2. Klay Thompson, Golden State
In Golden State, Thompson lives in the shadow of Stephen Curry. In that role, however, has emerged a two-way superstar who is on pace to become one of the greatest shooters in league history. The offensive improvement that Thompson has shown as his career has progressed has turned him into an all-star, and he’s no longer just a three-point threat.
A majority of his shots still come from outside the arc, but he works vehemently to get them. Defenders spend most of their energy chasing him around the court as he weaves through back-picks and elevator screens, and his catch-and-shoot motion is remarkably quick. His development as a one-on-one player is striking and, at 6’7, an added post game is making him even more deadly. The only issue with his scoring is that he doesn’t attack the basket as often as he should, but he converts almost 70 percent of his attempts inside the restricted area, so it balances out.

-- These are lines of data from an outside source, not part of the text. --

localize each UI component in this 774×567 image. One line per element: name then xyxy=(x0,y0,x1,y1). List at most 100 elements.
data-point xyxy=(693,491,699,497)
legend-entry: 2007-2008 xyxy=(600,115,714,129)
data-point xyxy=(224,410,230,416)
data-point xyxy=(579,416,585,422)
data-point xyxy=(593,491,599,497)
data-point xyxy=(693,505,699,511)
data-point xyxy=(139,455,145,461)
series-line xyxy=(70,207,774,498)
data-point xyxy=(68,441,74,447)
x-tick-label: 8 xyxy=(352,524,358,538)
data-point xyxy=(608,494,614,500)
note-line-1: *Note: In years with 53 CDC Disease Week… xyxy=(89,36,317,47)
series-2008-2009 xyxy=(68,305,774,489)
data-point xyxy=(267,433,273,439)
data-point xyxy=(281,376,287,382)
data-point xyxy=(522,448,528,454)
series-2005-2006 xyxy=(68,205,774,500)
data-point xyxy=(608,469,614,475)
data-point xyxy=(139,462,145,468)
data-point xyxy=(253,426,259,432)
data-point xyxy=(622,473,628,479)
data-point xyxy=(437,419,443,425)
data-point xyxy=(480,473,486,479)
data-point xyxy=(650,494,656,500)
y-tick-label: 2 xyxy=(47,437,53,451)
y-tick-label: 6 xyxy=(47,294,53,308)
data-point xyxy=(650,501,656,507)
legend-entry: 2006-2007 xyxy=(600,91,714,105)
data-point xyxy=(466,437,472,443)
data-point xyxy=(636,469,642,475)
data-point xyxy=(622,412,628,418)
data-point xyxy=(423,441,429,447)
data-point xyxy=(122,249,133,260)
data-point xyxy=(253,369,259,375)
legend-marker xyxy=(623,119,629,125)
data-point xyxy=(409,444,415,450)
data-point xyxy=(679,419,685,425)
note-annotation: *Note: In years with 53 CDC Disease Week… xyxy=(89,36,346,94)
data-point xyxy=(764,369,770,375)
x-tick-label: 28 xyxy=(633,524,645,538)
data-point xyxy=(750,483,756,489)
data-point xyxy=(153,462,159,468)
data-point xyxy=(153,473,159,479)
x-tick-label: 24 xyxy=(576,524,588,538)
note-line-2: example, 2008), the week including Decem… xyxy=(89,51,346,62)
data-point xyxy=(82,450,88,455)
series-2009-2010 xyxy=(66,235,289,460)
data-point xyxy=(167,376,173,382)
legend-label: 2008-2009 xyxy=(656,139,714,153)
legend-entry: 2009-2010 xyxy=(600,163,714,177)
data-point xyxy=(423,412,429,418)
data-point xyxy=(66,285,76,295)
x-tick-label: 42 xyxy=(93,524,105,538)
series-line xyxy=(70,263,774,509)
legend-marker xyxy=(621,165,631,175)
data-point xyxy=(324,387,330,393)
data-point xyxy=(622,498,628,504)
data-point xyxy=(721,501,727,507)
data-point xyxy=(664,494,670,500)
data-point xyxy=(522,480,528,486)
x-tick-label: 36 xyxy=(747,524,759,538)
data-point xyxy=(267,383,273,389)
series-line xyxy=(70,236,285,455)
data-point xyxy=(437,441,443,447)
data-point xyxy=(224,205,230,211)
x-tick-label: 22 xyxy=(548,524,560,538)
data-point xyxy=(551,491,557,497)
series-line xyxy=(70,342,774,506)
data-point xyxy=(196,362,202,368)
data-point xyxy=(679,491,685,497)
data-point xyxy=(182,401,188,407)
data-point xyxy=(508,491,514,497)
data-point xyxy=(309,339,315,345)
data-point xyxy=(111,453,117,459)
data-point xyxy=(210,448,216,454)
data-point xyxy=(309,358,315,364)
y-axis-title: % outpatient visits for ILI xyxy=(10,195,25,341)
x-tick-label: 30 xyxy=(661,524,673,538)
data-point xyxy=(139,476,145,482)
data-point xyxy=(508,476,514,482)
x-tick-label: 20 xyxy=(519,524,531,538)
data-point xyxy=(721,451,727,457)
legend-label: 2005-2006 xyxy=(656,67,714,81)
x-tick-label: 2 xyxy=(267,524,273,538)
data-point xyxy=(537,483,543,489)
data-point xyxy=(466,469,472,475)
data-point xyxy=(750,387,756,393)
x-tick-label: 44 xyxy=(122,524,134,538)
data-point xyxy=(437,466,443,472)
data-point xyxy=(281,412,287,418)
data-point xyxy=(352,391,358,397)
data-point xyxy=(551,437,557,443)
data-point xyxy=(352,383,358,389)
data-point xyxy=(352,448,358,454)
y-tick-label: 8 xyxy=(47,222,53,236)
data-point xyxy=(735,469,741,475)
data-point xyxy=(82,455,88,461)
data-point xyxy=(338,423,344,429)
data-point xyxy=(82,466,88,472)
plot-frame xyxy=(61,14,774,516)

The last point I want to touch on is just how phenomenal he is on defense. To keep Curry fresh on offense, KT matches up against the opposing team’s best guard, and he sees his fair share of All-Stars. In the 2015-16 playoffs alone, Thompson defended James Harden, Damian Lillard and C.J. McCollum, Russell Westbrook, and Kyrie Irving; he also averaged 24.3 points on 42.5 percent shooting from three in the postseason. Impressive, right?